Nigeria’s five-year €2.3 billion Presidential Power Initiative falls short of electricity targets, generating just 5,000MW for a country of over 200 million people.

The €2.3 billion Presidential Power Initiative (PPI), driven by FGN Power and executed by Siemens of Germany, set out an ambitious roadmap to transform Nigeria’s electricity sector and ramp up power output to 25,000 megawatts (MW) by 2025.
Under the plan, the Federal Government outlined a phased strategy to strengthen generation, transmission and distribution capacity across the country. The roadmap targeted an initial increase to 7,000MW by 2021, 11,000MW by 2023, and ultimately 25,000MW by 2025.
However, the five-year project has now formally ended with the targets largely unmet, as electricity generation failed to reach even 7,000MW.
Latest data obtained from the Nigerian Independent System Operator (NISO), the agency responsible for promoting an efficient and reliable electricity transmission and market operations framework, showed that the country still struggles to generate around 5,000MW, transmit slightly above 4,000MW and distribute about 3,000MW of power to a population of more than 200 million people.
Industry operators attributed the failure of the project to persistent structural challenges within the power sector, including weak infrastructure, high technical and commercial losses, low metering penetration and severe liquidity constraints across the electricity value chain.
They noted that although Nigeria’s installed generation capacity is often estimated at more than 12,000MW, the amount of power actually available and dispatched to the grid remains limited due to gas supply shortages, grid instability and weak distribution networks.
Responding to concerns about the slow pace of progress, FGN Power said securing financing arrangements was a critical milestone that enabled the commencement of the project and sustained implementation activities.
Meanwhile, the Centre for the Promotion of Private Enterprise (CPPE) warned that Nigeria’s economic ambitions would remain constrained without significant improvement in electricity supply.
“Productivity and industrialisation are strongly correlated with the power situation in any country. It is difficult to achieve high levels of productivity and, more importantly, industrialisation without adequate power supply,” the group said.
“Therefore, no matter how well we perform in other areas, if we are still grappling with power problems, economic growth and job creation will remain subdued.”
In a related development, President Bola Tinubu has constituted an 11-member committee to incorporate the proposed Grid Assets Management Company (GAMCO) following approval by the Federal Executive Council.
The proposed company is expected to accelerate solutions to long-standing challenges of stranded power, grid management and transmission constraints in the electricity sector.

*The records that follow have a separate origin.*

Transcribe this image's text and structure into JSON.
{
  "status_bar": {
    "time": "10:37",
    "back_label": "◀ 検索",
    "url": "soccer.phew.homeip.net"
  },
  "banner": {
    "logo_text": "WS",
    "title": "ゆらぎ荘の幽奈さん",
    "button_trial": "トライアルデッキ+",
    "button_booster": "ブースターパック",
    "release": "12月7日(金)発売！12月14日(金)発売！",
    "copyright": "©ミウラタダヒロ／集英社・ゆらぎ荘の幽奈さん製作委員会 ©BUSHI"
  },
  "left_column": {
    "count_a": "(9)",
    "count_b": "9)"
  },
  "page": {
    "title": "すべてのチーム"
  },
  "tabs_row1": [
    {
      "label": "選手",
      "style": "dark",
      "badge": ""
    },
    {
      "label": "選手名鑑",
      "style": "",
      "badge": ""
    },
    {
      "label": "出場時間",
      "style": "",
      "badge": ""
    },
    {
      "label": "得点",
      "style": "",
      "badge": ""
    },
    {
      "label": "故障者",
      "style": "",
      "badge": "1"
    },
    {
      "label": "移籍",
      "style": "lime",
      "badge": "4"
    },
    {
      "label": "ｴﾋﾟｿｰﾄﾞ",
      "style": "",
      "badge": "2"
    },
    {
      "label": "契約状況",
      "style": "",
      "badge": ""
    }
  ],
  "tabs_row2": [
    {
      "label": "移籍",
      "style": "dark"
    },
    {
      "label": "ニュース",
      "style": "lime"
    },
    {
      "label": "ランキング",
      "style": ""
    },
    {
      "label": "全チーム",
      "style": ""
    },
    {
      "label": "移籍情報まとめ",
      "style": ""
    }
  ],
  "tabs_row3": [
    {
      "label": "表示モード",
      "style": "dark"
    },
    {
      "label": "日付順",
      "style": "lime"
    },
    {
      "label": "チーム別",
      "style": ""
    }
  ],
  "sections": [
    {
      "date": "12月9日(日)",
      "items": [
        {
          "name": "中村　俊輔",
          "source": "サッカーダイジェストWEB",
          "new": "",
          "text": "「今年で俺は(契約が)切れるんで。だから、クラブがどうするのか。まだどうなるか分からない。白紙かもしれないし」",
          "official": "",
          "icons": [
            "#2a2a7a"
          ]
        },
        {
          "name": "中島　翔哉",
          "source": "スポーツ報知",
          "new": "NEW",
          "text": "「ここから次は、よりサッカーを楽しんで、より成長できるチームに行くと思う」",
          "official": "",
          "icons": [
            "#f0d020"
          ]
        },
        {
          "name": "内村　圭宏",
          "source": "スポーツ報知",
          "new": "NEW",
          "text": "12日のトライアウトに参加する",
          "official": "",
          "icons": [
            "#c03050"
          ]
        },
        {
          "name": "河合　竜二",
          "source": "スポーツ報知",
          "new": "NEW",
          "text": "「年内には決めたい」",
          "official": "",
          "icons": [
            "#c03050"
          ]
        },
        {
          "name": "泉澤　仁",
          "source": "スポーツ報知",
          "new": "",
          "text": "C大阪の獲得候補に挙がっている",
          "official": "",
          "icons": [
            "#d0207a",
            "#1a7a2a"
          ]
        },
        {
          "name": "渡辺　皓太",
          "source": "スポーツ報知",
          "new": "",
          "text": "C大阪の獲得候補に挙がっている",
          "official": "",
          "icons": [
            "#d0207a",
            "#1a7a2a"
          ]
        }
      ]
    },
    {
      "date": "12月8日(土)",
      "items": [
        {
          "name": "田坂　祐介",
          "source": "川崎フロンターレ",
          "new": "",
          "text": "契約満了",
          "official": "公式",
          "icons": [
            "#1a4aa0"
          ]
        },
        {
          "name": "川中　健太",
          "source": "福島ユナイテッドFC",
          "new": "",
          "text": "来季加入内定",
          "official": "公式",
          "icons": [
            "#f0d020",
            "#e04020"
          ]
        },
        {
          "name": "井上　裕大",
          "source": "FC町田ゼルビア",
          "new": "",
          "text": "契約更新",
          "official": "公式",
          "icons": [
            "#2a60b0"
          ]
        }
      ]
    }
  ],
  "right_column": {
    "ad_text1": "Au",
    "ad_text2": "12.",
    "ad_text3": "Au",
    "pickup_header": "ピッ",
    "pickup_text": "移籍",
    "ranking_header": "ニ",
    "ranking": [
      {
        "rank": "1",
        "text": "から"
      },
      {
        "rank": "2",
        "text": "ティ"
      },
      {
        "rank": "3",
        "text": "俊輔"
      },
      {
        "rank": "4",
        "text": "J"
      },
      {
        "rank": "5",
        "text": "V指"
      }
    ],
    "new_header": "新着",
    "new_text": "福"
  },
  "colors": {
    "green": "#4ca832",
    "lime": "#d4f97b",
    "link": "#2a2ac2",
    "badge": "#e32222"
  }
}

Inaugurating the committee, the Chief of Staff to the President, Femi Gbajabiamila, said the initiative represented one of the administration’s major reforms aimed at stabilising the power sector.
According to him, the committee will conduct a comprehensive review of existing laws, regulations, policies and institutional frameworks governing electricity generation, transmission, distribution and market operations.
He added that the panel would also examine the implications of the Electricity Act 2023 and ongoing restructuring within the sector on asset ownership, management and regulatory oversight.
The committee will further identify possible areas of conflict, overlap or inconsistency between the proposed GAMCO framework and existing legal and regulatory instruments.
Gbajabiamila said the panel would also review the legal status, ownership structure and contractual obligations of the Niger Delta Power Holding Company and National Integrated Power Project assets, including the Omotosho, Olorunsogo and Ihovbor power plants, which are proposed for the pilot phase of GAMCO.
In addition, the committee will evaluate the interface between GAMCO’s proposed mandate and the statutory responsibilities of existing institutions within the power sector.
He said the pilot phase is expected to unlock stranded power from the three selected NIPP plants while developing a parallel high-capacity transmission corridor along the Benin–Lagos axis.
Gbajabiamila noted that significant federal government investments in NIPP generation assets remain under-utilised due to operational inefficiencies and transmission evacuation bottlenecks, resulting in stranded capacity and sub-optimal returns on public capital.
“The objective is to translate these underperforming national assets into reliably delivered megawatts,” he said, adding that the pilot phase could later be expanded into a broader model for long-term grid stabilisation and expansion across the country.